Spytrdr brought to our attention yesterday the disturbing QCOM chart showing the "descending triangle" pattern, and also attached a very informative link explaining the accompanying technical analysis. I thought it was very interesting, and unsettling. And it may well presage a a significant drop from these levels. The message of the last month is that the barrage of good news on QCOM hasn't been enough to keep deteriorating market fundamentals from knocking the stock from a trading range in the 80s to its present levels.I therefore agree that, for those with a 6-9 month horizon, QCOM is a risky stock.
I think the question each of us needs to ask ourselves is why we own the stock.If we are trying to "time the market", close to retirement, in need of the cash for any other reason over the next 6-9 months, are daytraders,like to play the stock through options strategies, then this is not the place for you.
OTOH, if your objective is to own the stock at the point of 3g fruition, the message of the chart over the last two years is that this is a very difficult stock to trade in and out of. If you had been prescient enough to cash out at the top with a view towards a re-entry point, you would've been sorely tempted by last summers suckers rally from 106 to the 150s. If you had been smart enough to sell at the top of the summer rally, you would've been sorely tempted by the rally to 110 in late November.To paraphrase Sting (the wrestler, not the insufferable bore)the only thing that's certain about QCOM in the short run is that nothing's for certain.

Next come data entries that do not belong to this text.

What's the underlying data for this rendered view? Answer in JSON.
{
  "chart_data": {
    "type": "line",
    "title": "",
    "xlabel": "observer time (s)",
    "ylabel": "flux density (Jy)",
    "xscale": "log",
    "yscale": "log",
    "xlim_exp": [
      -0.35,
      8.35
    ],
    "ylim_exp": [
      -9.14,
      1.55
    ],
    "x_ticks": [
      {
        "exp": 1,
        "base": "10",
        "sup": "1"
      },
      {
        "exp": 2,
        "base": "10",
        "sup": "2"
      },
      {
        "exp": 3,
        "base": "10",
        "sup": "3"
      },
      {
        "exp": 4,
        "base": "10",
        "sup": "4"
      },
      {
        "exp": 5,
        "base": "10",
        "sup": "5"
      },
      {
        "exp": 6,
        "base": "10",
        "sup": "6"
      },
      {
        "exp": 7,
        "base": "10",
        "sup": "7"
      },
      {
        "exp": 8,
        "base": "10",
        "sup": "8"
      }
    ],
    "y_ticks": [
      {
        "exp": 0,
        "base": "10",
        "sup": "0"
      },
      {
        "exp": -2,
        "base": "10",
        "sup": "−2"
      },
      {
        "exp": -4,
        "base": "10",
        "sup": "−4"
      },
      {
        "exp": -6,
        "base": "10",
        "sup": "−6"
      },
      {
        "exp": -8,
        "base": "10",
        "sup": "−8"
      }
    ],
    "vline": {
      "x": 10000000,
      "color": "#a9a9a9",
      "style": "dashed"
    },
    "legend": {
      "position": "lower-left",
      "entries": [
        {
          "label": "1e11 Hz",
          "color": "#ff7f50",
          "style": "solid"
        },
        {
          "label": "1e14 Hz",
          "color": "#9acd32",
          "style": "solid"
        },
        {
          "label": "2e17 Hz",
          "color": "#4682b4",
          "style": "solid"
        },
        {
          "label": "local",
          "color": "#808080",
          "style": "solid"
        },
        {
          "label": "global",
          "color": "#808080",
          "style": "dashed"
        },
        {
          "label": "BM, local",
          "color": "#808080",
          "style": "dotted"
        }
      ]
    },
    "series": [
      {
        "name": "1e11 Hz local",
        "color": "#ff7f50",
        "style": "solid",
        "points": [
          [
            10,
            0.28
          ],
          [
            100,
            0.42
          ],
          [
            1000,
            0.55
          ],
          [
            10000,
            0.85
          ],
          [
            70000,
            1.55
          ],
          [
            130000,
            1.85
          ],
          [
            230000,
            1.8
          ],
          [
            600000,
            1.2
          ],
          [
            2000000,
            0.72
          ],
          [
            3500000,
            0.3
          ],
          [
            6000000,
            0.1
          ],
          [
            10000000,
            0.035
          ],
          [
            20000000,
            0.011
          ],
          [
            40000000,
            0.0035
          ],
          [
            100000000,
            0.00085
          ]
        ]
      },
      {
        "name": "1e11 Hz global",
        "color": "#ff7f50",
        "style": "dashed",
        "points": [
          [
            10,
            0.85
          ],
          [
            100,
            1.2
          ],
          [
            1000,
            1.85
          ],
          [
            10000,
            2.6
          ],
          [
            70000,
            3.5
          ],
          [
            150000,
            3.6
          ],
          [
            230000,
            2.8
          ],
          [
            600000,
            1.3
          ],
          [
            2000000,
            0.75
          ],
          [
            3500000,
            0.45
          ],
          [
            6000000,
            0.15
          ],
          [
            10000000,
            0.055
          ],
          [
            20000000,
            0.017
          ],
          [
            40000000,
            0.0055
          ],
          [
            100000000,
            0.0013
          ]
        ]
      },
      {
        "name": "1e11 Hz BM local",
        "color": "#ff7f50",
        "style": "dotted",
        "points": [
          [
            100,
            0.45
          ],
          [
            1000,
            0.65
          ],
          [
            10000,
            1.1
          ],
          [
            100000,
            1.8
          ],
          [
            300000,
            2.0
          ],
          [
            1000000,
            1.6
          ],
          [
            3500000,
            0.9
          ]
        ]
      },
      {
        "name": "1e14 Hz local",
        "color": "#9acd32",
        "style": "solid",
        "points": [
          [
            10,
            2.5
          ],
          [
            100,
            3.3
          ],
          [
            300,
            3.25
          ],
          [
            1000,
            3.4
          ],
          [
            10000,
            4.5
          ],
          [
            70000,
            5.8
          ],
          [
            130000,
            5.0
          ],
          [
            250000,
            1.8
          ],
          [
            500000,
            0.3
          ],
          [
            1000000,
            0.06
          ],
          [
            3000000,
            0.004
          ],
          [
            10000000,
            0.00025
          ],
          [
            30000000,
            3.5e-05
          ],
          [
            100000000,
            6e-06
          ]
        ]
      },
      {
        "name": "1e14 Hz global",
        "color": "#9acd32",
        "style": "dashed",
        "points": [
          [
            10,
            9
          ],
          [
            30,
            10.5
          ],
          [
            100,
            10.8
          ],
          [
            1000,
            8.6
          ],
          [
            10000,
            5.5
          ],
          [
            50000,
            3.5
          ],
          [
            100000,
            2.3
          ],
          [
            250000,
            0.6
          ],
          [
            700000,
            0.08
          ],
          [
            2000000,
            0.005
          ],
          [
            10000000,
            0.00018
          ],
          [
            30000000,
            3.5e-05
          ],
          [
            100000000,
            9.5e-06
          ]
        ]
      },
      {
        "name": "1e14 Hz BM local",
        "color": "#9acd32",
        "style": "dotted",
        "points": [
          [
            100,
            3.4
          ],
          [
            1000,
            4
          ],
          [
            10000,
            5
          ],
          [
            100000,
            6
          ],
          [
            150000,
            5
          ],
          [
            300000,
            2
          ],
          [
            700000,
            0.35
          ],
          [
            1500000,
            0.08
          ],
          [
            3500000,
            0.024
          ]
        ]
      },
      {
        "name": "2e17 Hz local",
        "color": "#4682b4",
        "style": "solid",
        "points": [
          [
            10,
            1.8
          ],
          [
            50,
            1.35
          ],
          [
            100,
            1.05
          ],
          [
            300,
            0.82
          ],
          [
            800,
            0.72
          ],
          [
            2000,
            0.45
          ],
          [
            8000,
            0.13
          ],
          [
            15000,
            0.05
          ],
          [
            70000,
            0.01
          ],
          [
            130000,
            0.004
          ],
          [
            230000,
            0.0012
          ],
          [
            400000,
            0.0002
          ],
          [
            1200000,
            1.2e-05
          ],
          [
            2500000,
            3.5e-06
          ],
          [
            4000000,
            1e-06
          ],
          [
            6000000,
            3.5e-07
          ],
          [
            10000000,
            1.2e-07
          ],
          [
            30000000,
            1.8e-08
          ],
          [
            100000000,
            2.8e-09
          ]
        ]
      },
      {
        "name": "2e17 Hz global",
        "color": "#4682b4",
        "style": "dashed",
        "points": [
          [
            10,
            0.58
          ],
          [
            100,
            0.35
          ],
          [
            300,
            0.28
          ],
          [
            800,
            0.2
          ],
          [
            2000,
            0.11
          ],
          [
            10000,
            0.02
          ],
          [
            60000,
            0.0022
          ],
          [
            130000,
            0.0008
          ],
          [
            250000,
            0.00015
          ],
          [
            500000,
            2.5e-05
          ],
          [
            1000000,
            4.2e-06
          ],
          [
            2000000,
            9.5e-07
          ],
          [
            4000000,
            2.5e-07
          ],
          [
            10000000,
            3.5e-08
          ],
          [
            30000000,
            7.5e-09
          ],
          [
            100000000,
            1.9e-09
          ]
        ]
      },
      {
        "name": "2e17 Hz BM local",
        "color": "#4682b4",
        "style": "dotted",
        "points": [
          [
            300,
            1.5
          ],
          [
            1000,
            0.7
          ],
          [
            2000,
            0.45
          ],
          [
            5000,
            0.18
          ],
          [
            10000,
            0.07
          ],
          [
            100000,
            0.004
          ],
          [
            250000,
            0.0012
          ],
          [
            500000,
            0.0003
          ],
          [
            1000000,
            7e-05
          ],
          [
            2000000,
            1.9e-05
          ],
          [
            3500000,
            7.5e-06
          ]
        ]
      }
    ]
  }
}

We may well be bloodied for a time by the descending triangle.But I think of all the things that could happen in the near future that, when added to all of the positive developments since the 3gsm conference, could fundamentally break this long term downtrend.
Let's see.
China could actually let a contract, a major Latin America TDMA carrier could announce its switch to cdma 2000,QCOM could reaffirm guidance at the next cc, a Euro carrier might break ranks and commence more than preliminary discussions with QCOM, Nokia could finally sign the 3g licensing agreement, cdma 2000 could explode in S. Korea after the expiration of the gov't consent decree in June. It is also difficult to imagine that China and India, and the emerging cdma 2000 deployments won't provide either upside or forward visibility in 2H01.
So if you want out, thats a respectable decision. But if you are getting out with the prospect of getting back in later (and you still have a sizeable gain) , I think you'd be better off staying put. To do otherwise means that the stock would not only actually have to trade down enough to more than offset your tax liability,but that you pull the trigger at the right time to get back in. It means that you not panic and buy back in if,say, the stock jumps to the low 60s next week on its way down to 35.It means you have ratcheted up by several orders of magnitude the good luck you must have,and the right decisions you must make, as a QCOM investor.
As I know my limitations, I will instead hold onto to my shares. In so doing I have only had to answer two questions.
At Friday's close did the price fully value the growth QCOM will experience over the next 5 years? No.
By 2006, will the share price offer an attractive annualized rate of return from these levels? Yes.
A final disclosure. Yes, knowing what I know now, I wish I had sold for $200/share. But that is no longer the question before us. IMHO, the greater risk at this point is in wishing, a year hence, that you'd never sold at 54.
I apologize for the length of this post. Economy of language has never been a strength of mine. I genuinely appreciate everyone's contribution , both pro and con, to this thread.